I am trying to figure out why my VEP Pro plugin is not showing in the VST Rack. When I go to preferences to manually add/check the correct path, I get this:






Screen Shot 2022-10-15 at 8.09.41 AM1782×1208 138 KB


Is this normal? Shouldn’t I see some kind of path I can specify?


----------



## Saxer (Oct 14, 2022)

Dorico blocks VST2 plugins by default (a Steinberg thing, they want to move to VST3). You can unlock VST2 plugins (you have to whitelist all of them).


----------



## bobbyz123 (Oct 14, 2022)

Saxer said:


> Dorico blocks VST2 plugins by default (a Steinberg thing, they want to move to VST3).
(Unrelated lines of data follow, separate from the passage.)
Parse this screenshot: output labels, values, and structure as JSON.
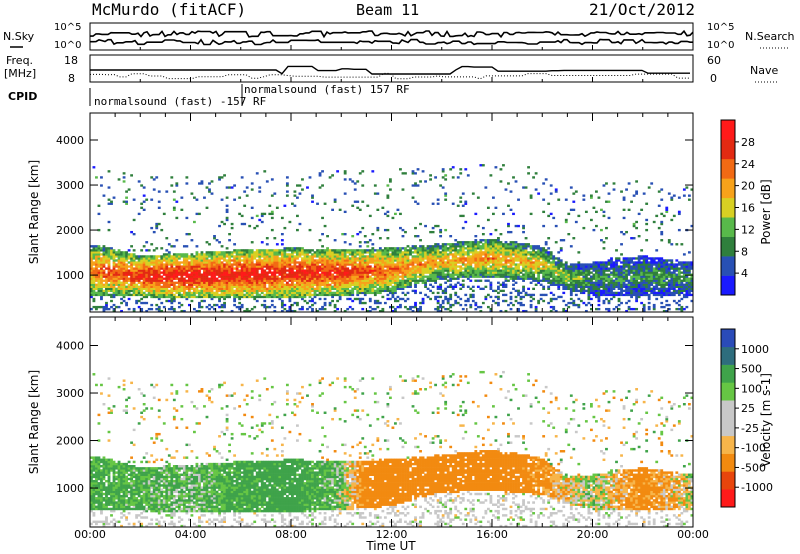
{
  "header": {
    "station": "McMurdo (fitACF)",
    "beam": "Beam 11",
    "date": "21/Oct/2012"
  },
  "top_panels": {
    "nsky_label": "N.Sky",
    "nsearch_label": "N.Search",
    "noise_ticks_left": [
      "10^5",
      "10^0"
    ],
    "noise_ticks_right": [
      "10^5",
      "10^0"
    ],
    "freq_label_line1": "Freq.",
    "freq_label_line2": "[MHz]",
    "freq_ticks": [
      "18",
      "8"
    ],
    "nave_label": "Nave",
    "nave_ticks": [
      "60",
      "0"
    ],
    "cpid_label": "CPID",
    "cpid_text_1": "normalsound (fast) 157 RF",
    "cpid_text_2": "normalsound (fast) -157 RF"
  },
  "colors": {
    "power_scale": [
      "#1a1aff",
      "#2850b4",
      "#2f7f3c",
      "#58b94a",
      "#d8d023",
      "#f7a21a",
      "#f26a14",
      "#e22a12",
      "#ff1a1a"
    ],
    "velocity_scale": [
      "#ff1a1a",
      "#e8450c",
      "#f28a10",
      "#f7b54a",
      "#c8c8c8",
      "#c8c8c8",
      "#66c644",
      "#3fa34a",
      "#2e6d7d",
      "#2a4bb8"
    ],
    "ground_scatter": "#a9a9a9"
  },
  "chart_data": [
    {
      "type": "heatmap",
      "name": "power",
      "xlabel": "Time UT",
      "ylabel": "Slant Range [km]",
      "colorbar_label": "Power [dB]",
      "colorbar_ticks": [
        "28",
        "24",
        "20",
        "16",
        "12",
        "8",
        "4"
      ],
      "x_ticks": [
        "00:00",
        "04:00",
        "08:00",
        "12:00",
        "16:00",
        "20:00",
        "00:00"
      ],
      "y_ticks": [
        "4000",
        "3000",
        "2000",
        "1000"
      ],
      "xlim_hours": [
        0,
        24
      ],
      "ylim_km": [
        180,
        4600
      ],
      "band_lower_km": [
        [
          0,
          600
        ],
        [
          2,
          560
        ],
        [
          4,
          520
        ],
        [
          6,
          510
        ],
        [
          8,
          540
        ],
        [
          10,
          580
        ],
        [
          12,
          660
        ],
        [
          13,
          820
        ],
        [
          14,
          950
        ],
        [
          16,
          980
        ],
        [
          18,
          900
        ],
        [
          19,
          700
        ],
        [
          20,
          600
        ],
        [
          22,
          580
        ],
        [
          24,
          600
        ]
      ],
      "band_upper_km": [
        [
          0,
          1600
        ],
        [
          1,
          1500
        ],
        [
          2,
          1350
        ],
        [
          4,
          1420
        ],
        [
          6,
          1480
        ],
        [
          8,
          1520
        ],
        [
          10,
          1500
        ],
        [
          12,
          1520
        ],
        [
          14,
          1620
        ],
        [
          16,
          1720
        ],
        [
          17,
          1650
        ],
        [
          18,
          1550
        ],
        [
          19,
          1150
        ],
        [
          20,
          1200
        ],
        [
          22,
          1350
        ],
        [
          24,
          1200
        ]
      ],
      "core_max_db": [
        [
          0,
          24
        ],
        [
          3,
          30
        ],
        [
          6,
          30
        ],
        [
          10,
          28
        ],
        [
          12,
          24
        ],
        [
          14,
          20
        ],
        [
          16,
          22
        ],
        [
          18,
          18
        ],
        [
          20,
          10
        ],
        [
          24,
          10
        ]
      ]
    },
    {
      "type": "heatmap",
      "name": "velocity",
      "xlabel": "Time UT",
      "ylabel": "Slant Range [km]",
      "colorbar_label": "Velocity [m s-1]",
      "colorbar_ticks": [
        "1000",
        "500",
        "100",
        "25",
        "-25",
        "-100",
        "-500",
        "-1000"
      ],
      "x_ticks": [
        "00:00",
        "04:00",
        "08:00",
        "12:00",
        "16:00",
        "20:00",
        "00:00"
      ],
      "y_ticks": [
        "4000",
        "3000",
        "2000",
        "1000"
      ],
      "xlim_hours": [
        0,
        24
      ],
      "ylim_km": [
        180,
        4600
      ],
      "dominant_velocity_ms": [
        [
          0,
          150
        ],
        [
          2,
          120
        ],
        [
          4,
          80
        ],
        [
          6,
          160
        ],
        [
          8,
          200
        ],
        [
          10,
          60
        ],
        [
          11,
          -200
        ],
        [
          14,
          -350
        ],
        [
          16,
          -300
        ],
        [
          18,
          -150
        ],
        [
          20,
          50
        ],
        [
          22,
          -200
        ],
        [
          24,
          30
        ]
      ]
    }
  ]
}
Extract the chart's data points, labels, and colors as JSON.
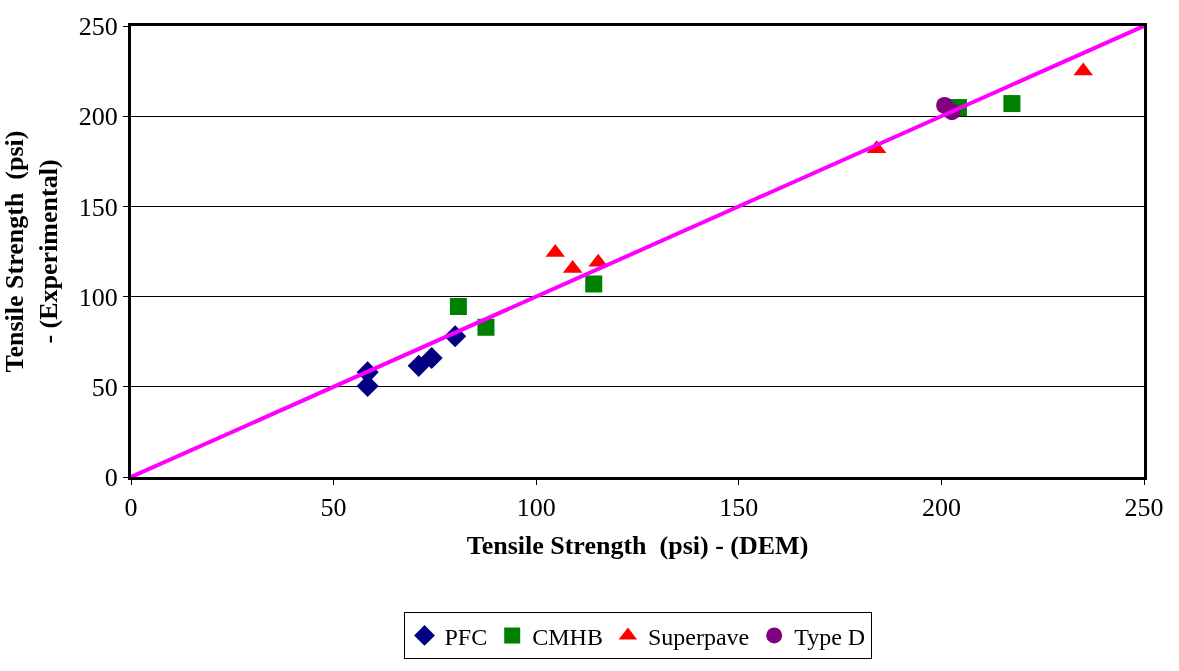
{
  "chart_data": {
    "type": "scatter",
    "xlabel": "Tensile Strength  (psi) - (DEM)",
    "ylabel": "Tensile Strength  (psi) - (Experimental)",
    "xlim": [
      0,
      250
    ],
    "ylim": [
      0,
      250
    ],
    "xticks": [
      0,
      50,
      100,
      150,
      200,
      250
    ],
    "yticks": [
      0,
      50,
      100,
      150,
      200,
      250
    ],
    "grid": "y",
    "legend": "bottom",
    "series": [
      {
        "name": "PFC",
        "color": "#000080",
        "marker": "diamond",
        "x": [
          58.4,
          58.4,
          71,
          74.2,
          80
        ],
        "values": [
          58,
          50.5,
          61.6,
          66,
          78
        ]
      },
      {
        "name": "CMHB",
        "color": "#008000",
        "marker": "square",
        "x": [
          80.8,
          87.6,
          114.2,
          204.2,
          217.4
        ],
        "values": [
          94.5,
          83,
          107,
          204.8,
          207
        ]
      },
      {
        "name": "Superpave",
        "color": "#ff0000",
        "marker": "triangle",
        "x": [
          104.7,
          109,
          115.3,
          184,
          235
        ],
        "values": [
          124.4,
          115.6,
          119,
          182,
          225
        ]
      },
      {
        "name": "Type D",
        "color": "#800080",
        "marker": "circle",
        "x": [
          200.8,
          202.6
        ],
        "values": [
          206,
          202.5
        ]
      },
      {
        "type": "line",
        "color": "#ff00ff",
        "marker": "none",
        "x": [
          0,
          250
        ],
        "values": [
          0,
          250
        ]
      }
    ]
  }
}
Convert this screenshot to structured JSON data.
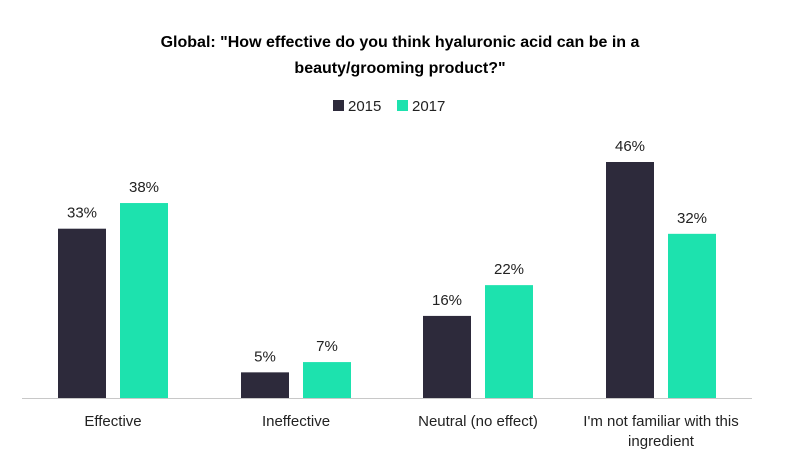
{
  "chart_data": {
    "type": "bar",
    "title": "Global: \"How effective do you think hyaluronic acid can be in a beauty/grooming product?\"",
    "title_lines": [
      "Global: \"How effective do you think hyaluronic acid can be in a",
      "beauty/grooming product?\""
    ],
    "categories": [
      "Effective",
      "Ineffective",
      "Neutral (no effect)",
      "I'm not familiar with this ingredient"
    ],
    "category_lines": [
      [
        "Effective"
      ],
      [
        "Ineffective"
      ],
      [
        "Neutral (no effect)"
      ],
      [
        "I'm not familiar with this",
        "ingredient"
      ]
    ],
    "series": [
      {
        "name": "2015",
        "values": [
          33,
          5,
          16,
          46
        ],
        "labels": [
          "33%",
          "5%",
          "16%",
          "46%"
        ],
        "color": "#2d2a3b"
      },
      {
        "name": "2017",
        "values": [
          38,
          7,
          22,
          32
        ],
        "labels": [
          "38%",
          "7%",
          "22%",
          "32%"
        ],
        "color": "#1de2ae"
      }
    ],
    "ylim": [
      0,
      46
    ],
    "grid": false,
    "legend_position": "top-center",
    "xlabel": "",
    "ylabel": "",
    "axis_color": "#c8c8c8"
  }
}
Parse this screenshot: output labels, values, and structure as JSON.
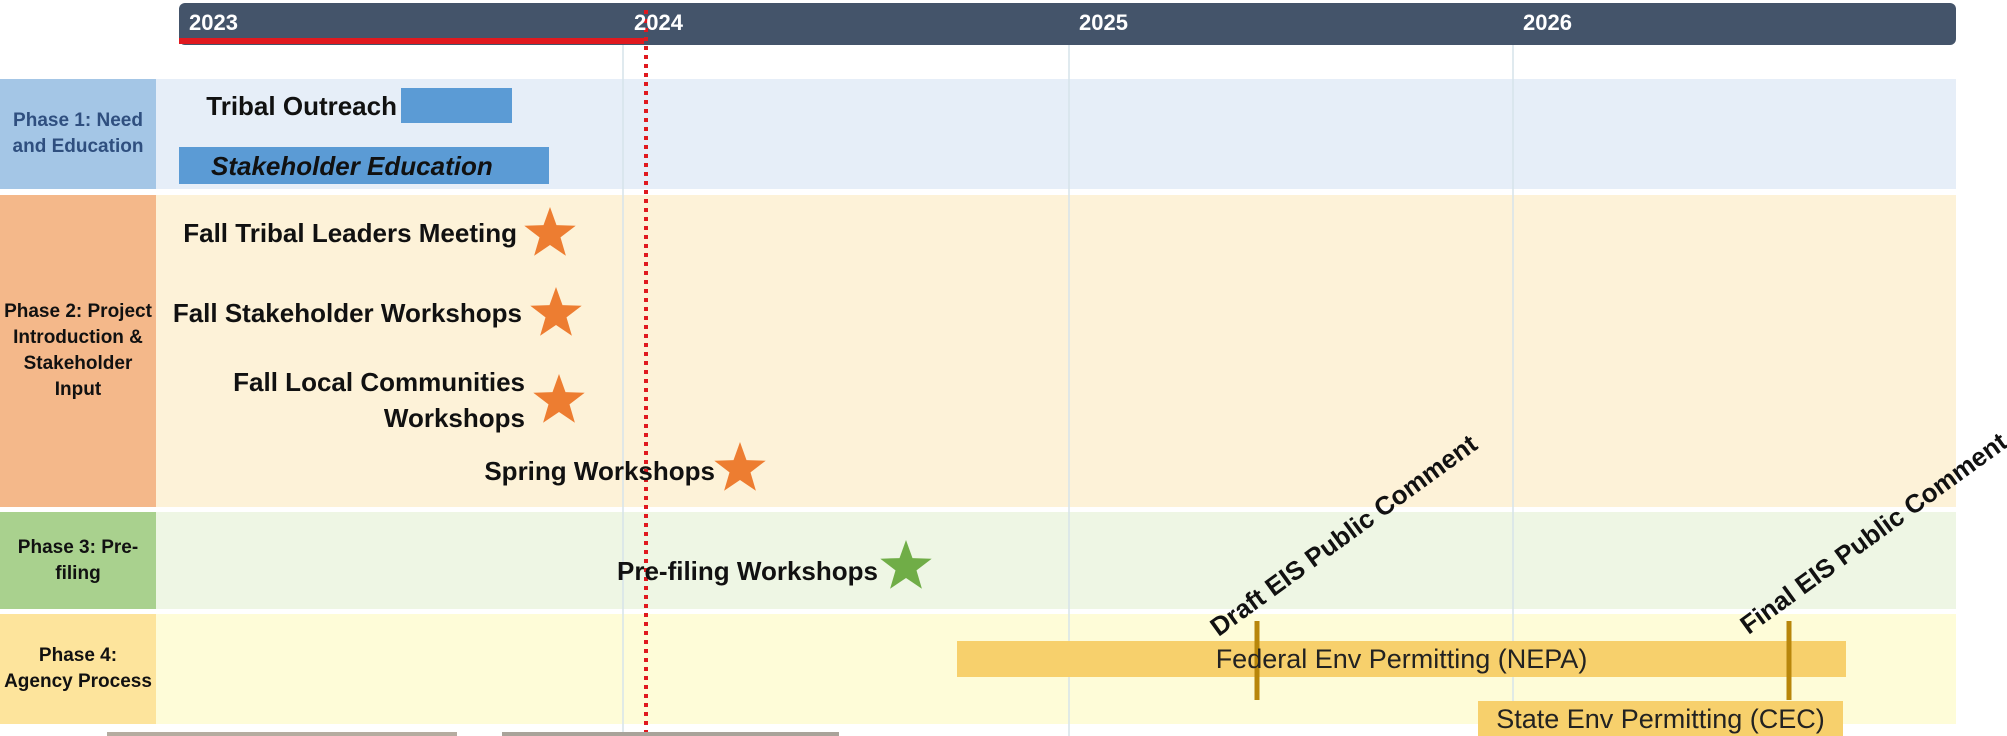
{
  "timeline": {
    "years": [
      "2023",
      "2024",
      "2025",
      "2026"
    ]
  },
  "phases": [
    {
      "label": "Phase 1: Need and Education"
    },
    {
      "label": "Phase 2: Project Introduction & Stakeholder Input"
    },
    {
      "label": "Phase 3: Pre-filing"
    },
    {
      "label": "Phase 4: Agency Process"
    }
  ],
  "items": [
    {
      "label": "Tribal Outreach"
    },
    {
      "label": "Stakeholder Education"
    },
    {
      "label": "Fall Tribal Leaders Meeting"
    },
    {
      "label": "Fall Stakeholder Workshops"
    },
    {
      "label": "Fall Local Communities Workshops"
    },
    {
      "label": "Spring Workshops"
    },
    {
      "label": "Pre-filing Workshops"
    },
    {
      "label": "Federal Env Permitting (NEPA)"
    },
    {
      "label": "State Env Permitting (CEC)"
    }
  ],
  "milestones": [
    {
      "label": "Draft EIS Public Comment"
    },
    {
      "label": "Final EIS Public Comment"
    }
  ]
}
You can unlock VST2 plugins (you have to whitelist all of them).



VEP Pro is a VST3 plugin?


----------



## Saxer (Oct 14, 2022)

bobbyz123 said:


> VEP Pro is a VST3 plugin?


Oh, ok... then forget what I wrote.


----------



## wcreed51 (Oct 15, 2022)

VEPro 7 is VST3. If you have an earlier version then not.


----------



## bobbyz123 (Oct 21, 2022)

wcreed51 said:


> VEPro 7 is VST3. If you have an earlier version then not.


I have VEPro 7. Turns out, it's not M1 native yet and needed to open Dorico in Rosetta mode to get it to work. That was the solution, for anyone reading this.


----------